Azuela’s descriptions of the landscape represent the flowery lyrical 19th century style that looked outward to the exotic and describes the jewel-like qualities of nature. This is contrasted in the text with the spare, linguistic realism of the character’s dialogue. “The novel helps define a watershed moment in the history of modern Mexico in the imagination of the people and helped in the fashioning of their national identity,” Pellón said.

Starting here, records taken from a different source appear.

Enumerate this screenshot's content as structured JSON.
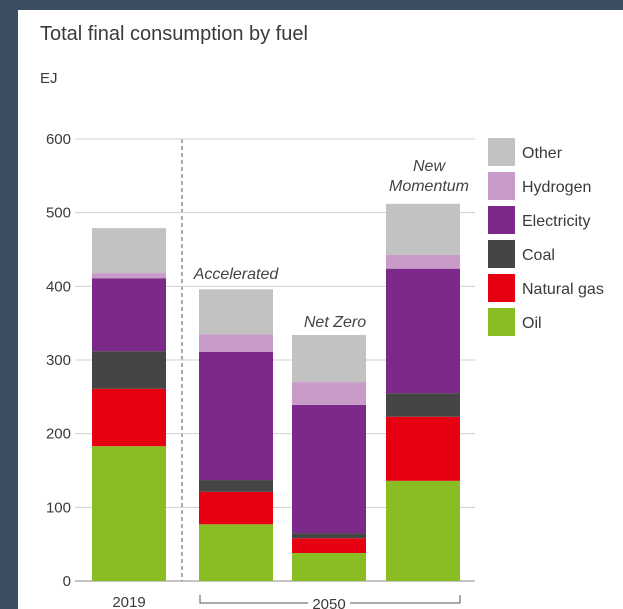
{
  "chart_data": {
    "type": "stacked_bar",
    "title": "Total final consumption by fuel",
    "y_label": "EJ",
    "categories": [
      "2019",
      "Accelerated",
      "Net Zero",
      "New Momentum"
    ],
    "group_label": "2050",
    "series": [
      {
        "name": "Oil",
        "color": "#8abd24",
        "values": [
          183,
          77,
          38,
          136
        ]
      },
      {
        "name": "Natural gas",
        "color": "#e60012",
        "values": [
          78,
          44,
          20,
          87
        ]
      },
      {
        "name": "Coal",
        "color": "#454545",
        "values": [
          51,
          16,
          7,
          32
        ]
      },
      {
        "name": "Electricity",
        "color": "#7b2a89",
        "values": [
          99,
          174,
          174,
          169
        ]
      },
      {
        "name": "Hydrogen",
        "color": "#c99bc9",
        "values": [
          7,
          24,
          31,
          19
        ]
      },
      {
        "name": "Other",
        "color": "#c2c2c2",
        "values": [
          61,
          61,
          64,
          69
        ]
      }
    ],
    "ylim": [
      0,
      600
    ],
    "yticks": [
      0,
      100,
      200,
      300,
      400,
      500,
      600
    ],
    "grid": true,
    "legend": "right"
  }
}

Pellón’s intention was to create a work that is classroom friendly and accessible to the general reader. To help place the book in historical and literary context, Pellón includes invaluable materials in addition to the translation, including chronologies of Azuela’s life and the Mexican Revolution, maps of the path the revolutionaries followed in the book, an historical and literary appendix, recommended readings, a glossary of Spanish terms as well as related texts. Included in the materials are excerpts from “Insurgent Mexico” by newspaper journalist John Reed, who was embedded with the revolutionary troops, reviews of earlier translations and selections from Anita Brenner’s “Idols Behind Altars: Modern Mexican Art and Its Cultural Roots.”

Pellón plans to use the book in a spring class, “Fiction of the Americas,” which will “study the centuries-long ‘conversation’ between North American and Spanish-American writers,” he said.
The class is one of the College’s new second-year seminars.

In some way, Pellón hopes that the book contributes to the U.S. community becoming more comfortable with the border. “I have done something that I hope will broaden knowledge of Latin
American culture in this country,” he said.


This spring, the College of Arts & Sciences will offer eight second-year seminars. The new initiative is designed to provide second-year students classes that facilitate faculty/student interaction and support the University’s commitment to the undergraduate experience. Classes are limited to 18 students and are being led by some of the College’s best tenured professors who have agreed to take on the teaching assignment in addition to their regular class load.

Courses are being offered in anthropology, studio art, biology, environmental sciences, American politics, comparative politics and comparative literature.

The small class size allows second-year students,whose classes are generally large lectures, to learn in a seminar environment. Classes are not limited to those enrolled in the College but are open to all second-year students on Grounds.

Although not a requirement for enrolling in a class, for some it may be a way to explore an area they are considering as a major and to delve more deeply into the discipline and explore the possibility of having the faculty member as an adviser.

The pilot program is the result of discussions with students,faculty and parents and
 is funded by the Parents Committee.